Takeaway #3: Nvidia’s Biggest Customers Could Turn into Competitors
So far, Nvidia has had a literal home run with its AI chips as fellow Magnificent 7 peers have lined up at its doors to grab more of them to fulfill their AI ambitions. However, these hyperscalers are also developing their own custom chips which means they might need fewer of Nvidia’s.
During the Q2 earnings call, Amazon talked about its Trainium2 chip which it said offered “better price performance” and companies like Adobe (ADBE) and Qualcomm (QCOM) witnessed “impressive results in early testing” with these. Jassy added, “It’s also why you’re seeing Anthropic build their future frontier models on Trainium2.” Alphabet is also building its custom-designed Tensor Processing Units (TPUs) which D.A. Davidson termed the "most compelling alternative to Nvidia GPUs.”

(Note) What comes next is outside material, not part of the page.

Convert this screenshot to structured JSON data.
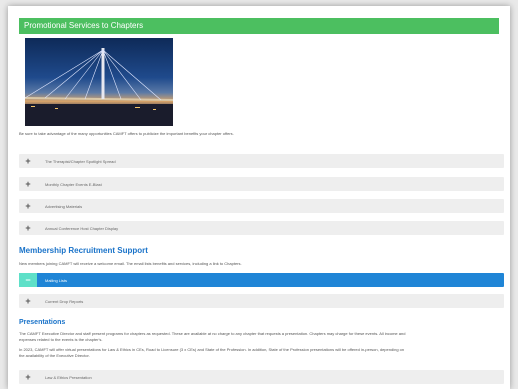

Finally, while these are still early days and some see the AI capex as just getting started, there are signs that the growth might not be as stellar as in 2025. Microsoft for instance said that its capex growth rate in fiscal year 2026 will be lower than the current year. CFO Amy Hood said during the fiscal Q2 earnings call that the “mix of spend will begin to shift back to short-lived assets, which are more correlated to revenue growth.” The fact that these comments came from the management of Microsoft, whose stock has underperformed badly over the last year amid concerns over its ability to monetize its burgeoning AI capex, says a lot.
All said, for now, tech companies’ coffers are wide open for AI capex which should keep Nvidia’s cash registers ringing. However, given how central its AI chips have become for its business, tech companies scaling back their AI capex continues to remain the biggest risk for Nvidia.